The apron is any part of the stage that extends past the proscenium arch and into the audience or seating area. The Elizabethan stage, which was a raised platform with the audience on three sides, is an outstanding example.
The Elizabethan stage was typically found in public theatres as plays were no longer performed outside. Theatres were simple in structure, mostly circular in form, within was a courtyard open to the sky, surrounded by two or three tiers of covered galleries. At one side of the courtyard was the stage. On either sides of this stage, two pillars supported the ceiling while at the back was another stage overlooked by a gallery with balcony and windows. In front of this stage was a movable curtain. The front stage served most purposes. In this kind of stage there was close vicinity between audience and actors.

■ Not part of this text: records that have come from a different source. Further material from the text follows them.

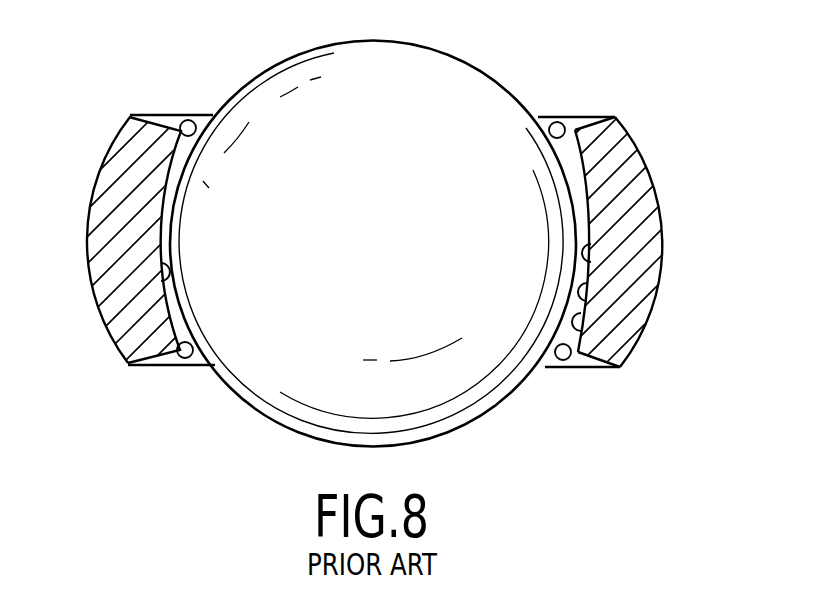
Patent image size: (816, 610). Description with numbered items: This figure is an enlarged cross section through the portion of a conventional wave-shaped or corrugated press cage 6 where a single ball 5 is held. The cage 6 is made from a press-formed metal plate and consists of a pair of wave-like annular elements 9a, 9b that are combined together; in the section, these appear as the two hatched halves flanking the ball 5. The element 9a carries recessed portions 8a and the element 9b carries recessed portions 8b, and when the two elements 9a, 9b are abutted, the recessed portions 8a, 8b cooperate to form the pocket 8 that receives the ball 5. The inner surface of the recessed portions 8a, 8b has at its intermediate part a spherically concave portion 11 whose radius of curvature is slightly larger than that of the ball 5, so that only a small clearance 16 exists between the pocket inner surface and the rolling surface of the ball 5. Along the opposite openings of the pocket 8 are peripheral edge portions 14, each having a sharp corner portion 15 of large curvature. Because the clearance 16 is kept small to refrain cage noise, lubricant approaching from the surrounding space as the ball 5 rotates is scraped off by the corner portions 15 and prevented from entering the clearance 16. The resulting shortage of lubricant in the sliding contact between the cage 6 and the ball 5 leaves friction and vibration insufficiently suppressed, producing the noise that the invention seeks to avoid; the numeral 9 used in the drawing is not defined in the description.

The ball 5 is at (447, 70).
The cage 6 is at (408, 250).
The pocket 8 is at (585, 282).
The recessed portion 8a is at (163, 284).
The recessed portion 8b is at (576, 318).
The left race segment 9 is at (126, 134).
The element 9a is at (92, 210).
The element 9b is at (626, 150).
The spherically concave portion 11 is at (593, 246).
The peripheral edge portion 14 is at (183, 121).
The corner portion 15 is at (182, 136).
The clearance 16 is at (583, 222).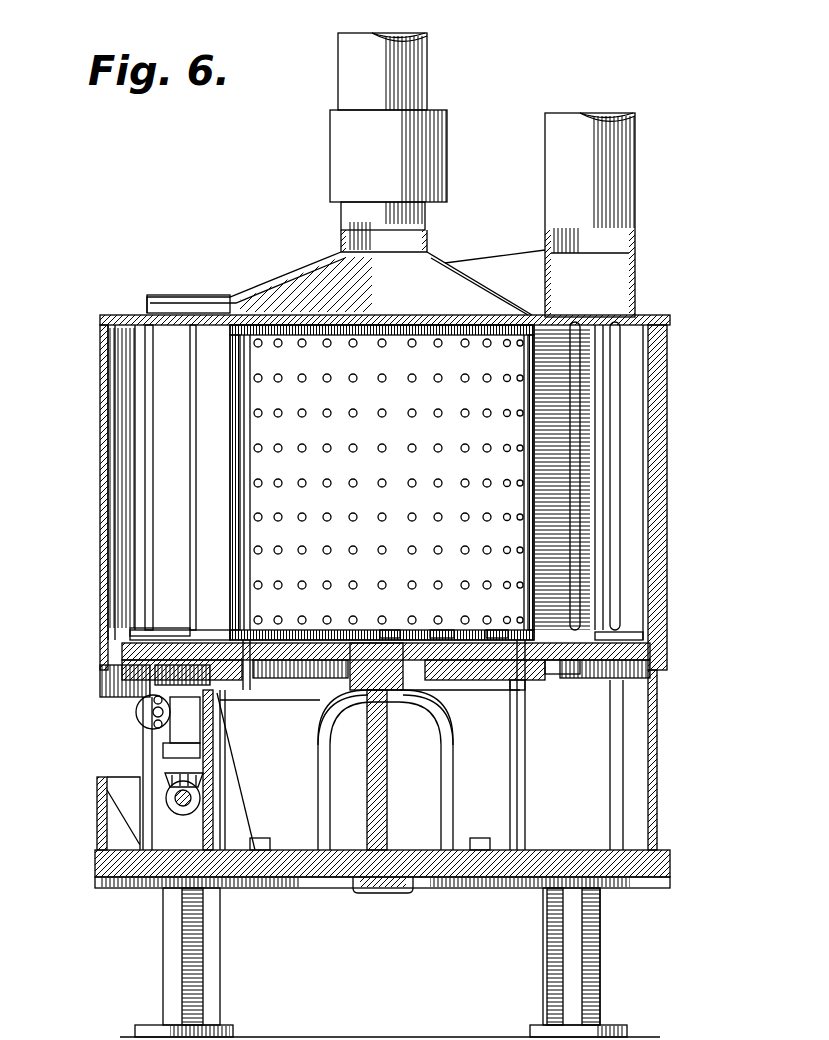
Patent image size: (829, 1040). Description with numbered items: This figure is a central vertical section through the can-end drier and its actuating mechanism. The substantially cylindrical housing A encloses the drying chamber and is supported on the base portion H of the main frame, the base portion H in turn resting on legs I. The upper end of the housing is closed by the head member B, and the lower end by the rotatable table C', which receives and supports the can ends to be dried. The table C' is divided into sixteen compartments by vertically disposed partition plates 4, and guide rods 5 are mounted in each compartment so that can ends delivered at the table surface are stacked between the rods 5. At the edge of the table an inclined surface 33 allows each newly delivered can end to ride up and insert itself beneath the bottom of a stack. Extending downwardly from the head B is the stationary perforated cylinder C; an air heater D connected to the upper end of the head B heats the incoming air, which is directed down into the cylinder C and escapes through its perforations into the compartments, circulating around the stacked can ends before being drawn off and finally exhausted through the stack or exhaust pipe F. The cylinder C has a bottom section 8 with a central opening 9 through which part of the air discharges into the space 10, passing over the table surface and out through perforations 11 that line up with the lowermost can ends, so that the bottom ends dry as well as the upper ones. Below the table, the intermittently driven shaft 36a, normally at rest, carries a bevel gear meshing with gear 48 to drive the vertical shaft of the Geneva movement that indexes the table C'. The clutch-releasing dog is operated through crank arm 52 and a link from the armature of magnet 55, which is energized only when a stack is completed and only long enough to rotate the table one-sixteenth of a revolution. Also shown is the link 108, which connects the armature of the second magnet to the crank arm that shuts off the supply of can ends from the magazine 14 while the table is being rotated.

The air heater D is at (428, 142).
The exhaust pipe F is at (628, 185).
The head member B is at (443, 262).
The housing A is at (676, 405).
The partition plates 4 is at (135, 382).
The guide rods 5 is at (188, 436).
The can end receiving magazine 14 is at (632, 358).
The perforated cylinder C is at (474, 482).
The inclined surface 33 is at (575, 652).
The perforations 11 is at (198, 619).
The central opening 9 is at (387, 636).
The space 10 is at (442, 636).
The bottom section 8 is at (494, 636).
The table C' is at (404, 751).
The crank arm 52 is at (140, 706).
The magnet 55 is at (150, 713).
The link 108 is at (163, 750).
The gear 48 is at (170, 776).
The intermittently driven shaft 36a is at (176, 799).
The base portion H is at (444, 888).
The legs I is at (218, 960).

The vestigial platform was called the apron which stood in front of the proscenium arc and accommodated most of the acting. Only after the middle of the 19th century was the apron cut down and, finally, discarded.

Today, most stages have edges curved slightly outward providing a very small apron. Some have a large playing space protruding into the audience and in turn a very large apron.

The Globe has a rectangular stage platform, also known as an 'apron stage', thrust out into the middle of the open-air yard. The stage measured approximately 43 ft in width, 27 ft in depth and was raised about 5 ft off the ground. On this stage, there was a trap door for use by performers to enter from the "cellarage" area beneath the stage.

The term apron stage can also mean a thrust stage.